Rapid tests often detect the nucleocapsid protein of the SARS-CoV-2 viruses, not the spike protein, where most of omicron’s concerning mutations are found. The nucleocapsid protein tends to mutate less in general, and omicron carries only a few mutations in this protein.
Last week, the United Kingdom’s Health Security Agency released a technical briefing saying it had evaluated five rapid tests on the market for their ability to detect the omicron variant. The agency used omicron virus grown in lab from clinical samples.
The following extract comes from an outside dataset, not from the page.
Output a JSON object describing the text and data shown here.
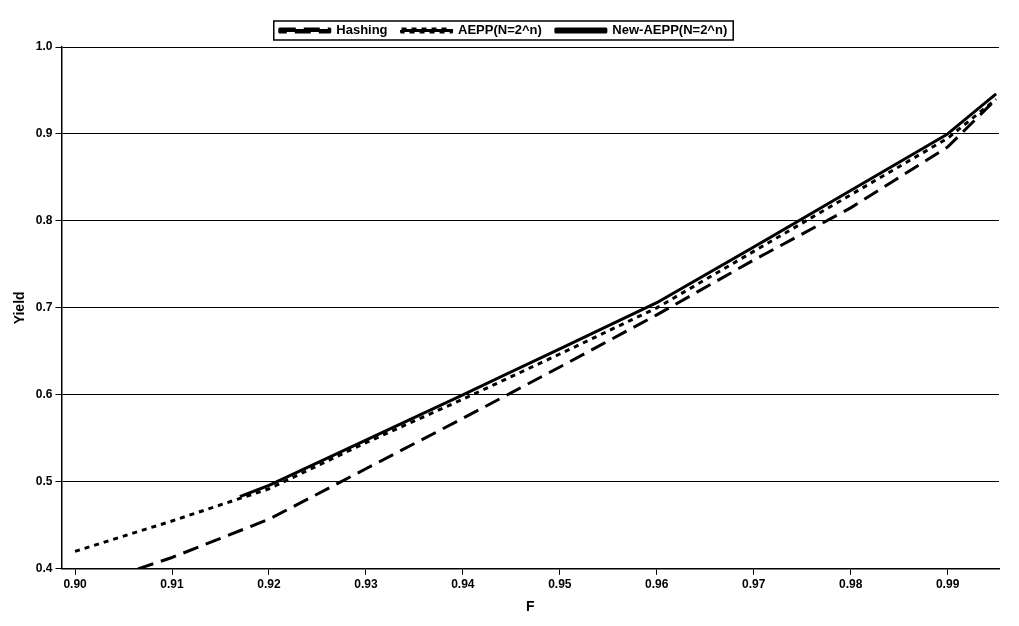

They found no reduction in rapid test performance against omicron.
“In summary, the [rapid tests] evaluated, all of which target the nucleocapsid protein, have detected the new omicron variant that contains four amino acid changes from the original viral sequence,” the technical report concludes. “This does not affect their performance in the laboratory setting and we will monitor further variant changes as they arise as part of our ongoing evaluation programme.”
In the White House press briefing today, Fauci fielded questions about the FDA’s vague announcement, saying it was motivated by transparency and not to raise doubts about the tests.
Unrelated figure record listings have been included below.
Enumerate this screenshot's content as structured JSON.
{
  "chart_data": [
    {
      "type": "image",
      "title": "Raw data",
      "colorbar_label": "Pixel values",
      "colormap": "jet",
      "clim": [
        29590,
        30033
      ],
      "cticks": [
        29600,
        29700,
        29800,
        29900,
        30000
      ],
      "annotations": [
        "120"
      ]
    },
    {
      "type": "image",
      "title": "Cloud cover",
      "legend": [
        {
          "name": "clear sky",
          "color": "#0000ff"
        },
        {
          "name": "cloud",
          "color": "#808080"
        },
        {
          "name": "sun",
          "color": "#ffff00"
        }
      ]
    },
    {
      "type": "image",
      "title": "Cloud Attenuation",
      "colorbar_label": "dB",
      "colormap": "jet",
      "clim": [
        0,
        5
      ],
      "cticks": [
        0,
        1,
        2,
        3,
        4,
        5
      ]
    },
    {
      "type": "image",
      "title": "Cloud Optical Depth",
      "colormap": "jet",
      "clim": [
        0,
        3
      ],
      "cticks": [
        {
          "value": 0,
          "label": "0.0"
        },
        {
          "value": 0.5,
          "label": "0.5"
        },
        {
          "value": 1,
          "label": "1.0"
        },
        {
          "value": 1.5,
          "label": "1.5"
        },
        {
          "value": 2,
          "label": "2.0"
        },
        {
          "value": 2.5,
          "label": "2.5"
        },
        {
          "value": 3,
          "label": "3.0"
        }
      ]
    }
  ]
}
“What the FDA was saying: that when they were looking at the sensitivity with regard to omicron, in some of the tests, there appears to be somewhat of a diminution—not a disappearance, but a diminution—of the sensitivity,” Fauci said. “The fact that the sensitivity is diminished somewhat does not obviate the importance … and usefulness of these tests under different circumstances. That was the message of the FDA. They wanted to make sure they were totally transparent in saying the sensitivity might come down a bit, but they did emphasize there still is an important use of these tests.”
Adding further confusion, Walensky noted at a different point in the press conference that the CDC did not recommend rapid tests for ending isolation periods. The CDC this week shortened the recommended isolation period for asymptomatic people who test positive for COVID-19, cutting it from 10 days to five days, with an additional five days of masking. But the new guidance does not include a recommendation for people to wait for a negative result from a rapid test to end isolation early, which some experts considered “reckless.”
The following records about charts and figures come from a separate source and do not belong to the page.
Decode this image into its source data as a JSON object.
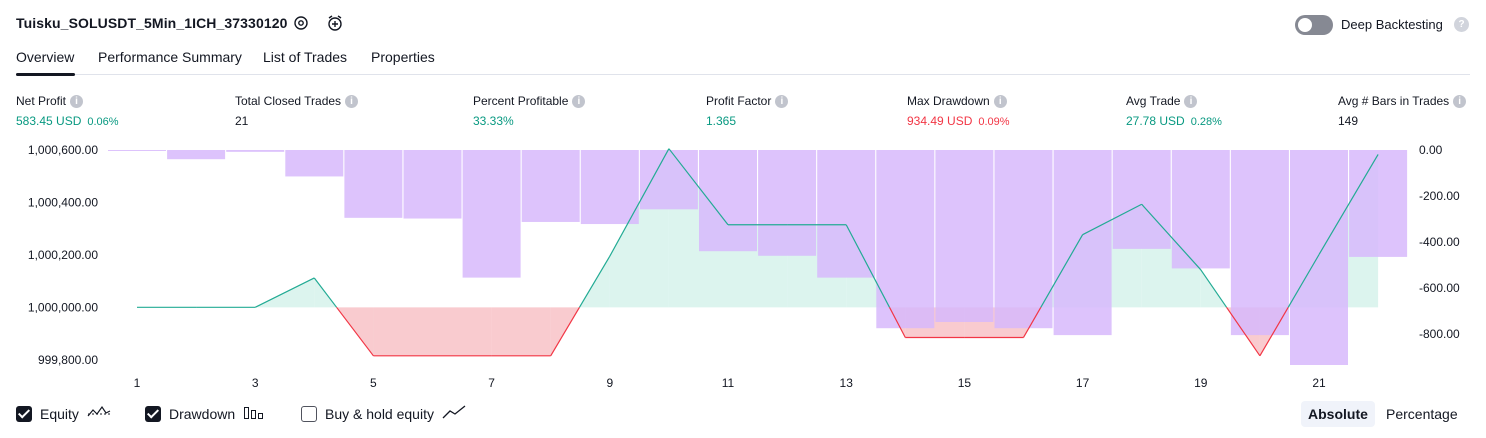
{
  "header": {
    "strategy_title": "Tuisku_SOLUSDT_5Min_1ICH_37330120",
    "deep_backtesting_label": "Deep Backtesting",
    "deep_backtesting_enabled": false
  },
  "tabs": [
    {
      "label": "Overview",
      "active": true
    },
    {
      "label": "Performance Summary",
      "active": false
    },
    {
      "label": "List of Trades",
      "active": false
    },
    {
      "label": "Properties",
      "active": false
    }
  ],
  "metrics": {
    "net_profit": {
      "label": "Net Profit",
      "value": "583.45 USD",
      "pct": "0.06%"
    },
    "total_closed_trades": {
      "label": "Total Closed Trades",
      "value": "21"
    },
    "percent_profitable": {
      "label": "Percent Profitable",
      "value": "33.33%"
    },
    "profit_factor": {
      "label": "Profit Factor",
      "value": "1.365"
    },
    "max_drawdown": {
      "label": "Max Drawdown",
      "value": "934.49 USD",
      "pct": "0.09%"
    },
    "avg_trade": {
      "label": "Avg Trade",
      "value": "27.78 USD",
      "pct": "0.28%"
    },
    "avg_bars": {
      "label": "Avg # Bars in Trades",
      "value": "149"
    }
  },
  "colors": {
    "positive": "#089981",
    "negative": "#f23645",
    "equity_line": "#22ab94",
    "equity_line_dd": "#f23645",
    "equity_fill": "#d6f2eb",
    "drawdown_fill": "#f7b5ba",
    "drawdown_bar": "#d7b8fb"
  },
  "legend": {
    "equity_label": "Equity",
    "drawdown_label": "Drawdown",
    "buy_hold_label": "Buy & hold equity",
    "equity_checked": true,
    "drawdown_checked": true,
    "buy_hold_checked": false
  },
  "mode": {
    "absolute_label": "Absolute",
    "percentage_label": "Percentage",
    "selected": "Absolute"
  },
  "chart_data": {
    "type": "line",
    "x_ticks": [
      1,
      3,
      5,
      7,
      9,
      11,
      13,
      15,
      17,
      19,
      21
    ],
    "left_axis": {
      "ticks": [
        "1,000,600.00",
        "1,000,400.00",
        "1,000,200.00",
        "1,000,000.00",
        "999,800.00"
      ],
      "tick_values": [
        1000600,
        1000400,
        1000200,
        1000000,
        999800
      ],
      "ylim": [
        999780,
        1000600
      ]
    },
    "right_axis": {
      "ticks": [
        "0.00",
        "-200.00",
        "-400.00",
        "-600.00",
        "-800.00"
      ],
      "tick_values": [
        0,
        -200,
        -400,
        -600,
        -800
      ],
      "ylim": [
        -935,
        0
      ]
    },
    "series": [
      {
        "name": "Equity",
        "x": [
          1,
          2,
          3,
          4,
          5,
          6,
          7,
          8,
          9,
          10,
          11,
          12,
          13,
          14,
          15,
          16,
          17,
          18,
          19,
          20,
          21,
          22
        ],
        "values": [
          1000000,
          1000000,
          1000000,
          1000112,
          999815,
          999815,
          999815,
          999815,
          1000195,
          1000605,
          1000315,
          1000315,
          1000315,
          999885,
          999885,
          999885,
          1000277,
          1000393,
          1000143,
          999815,
          1000201,
          1000583
        ]
      },
      {
        "name": "Drawdown",
        "x": [
          1,
          2,
          3,
          4,
          5,
          6,
          7,
          8,
          9,
          10,
          11,
          12,
          13,
          14,
          15,
          16,
          17,
          18,
          19,
          20,
          21,
          22
        ],
        "values": [
          -3,
          -40,
          -8,
          -115,
          -295,
          -298,
          -555,
          -313,
          -322,
          -258,
          -440,
          -460,
          -555,
          -775,
          -748,
          -775,
          -805,
          -430,
          -515,
          -805,
          -935,
          -465
        ]
      }
    ]
  }
}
Walensky defended the updated guidance by arguing that rapid tests at five days after an infection may not “give a good indication of transmissibility.” In other words, rapid tests may be sensitive enough to remain positive after a person is no longer infectious.
“On the other hand, we know that after five days, people are much less likely to transmit the virus and that masking further reduces that risk,” Walensky added. “And this is why people need to mask for five days after their five days of isolation.”
While the performance of rapid tests is still unclear, Walensky emphasized that they’re intended to be used serially. People exposed or at risk of developing COVID-19 should take multiple rapid tests over the course of several days.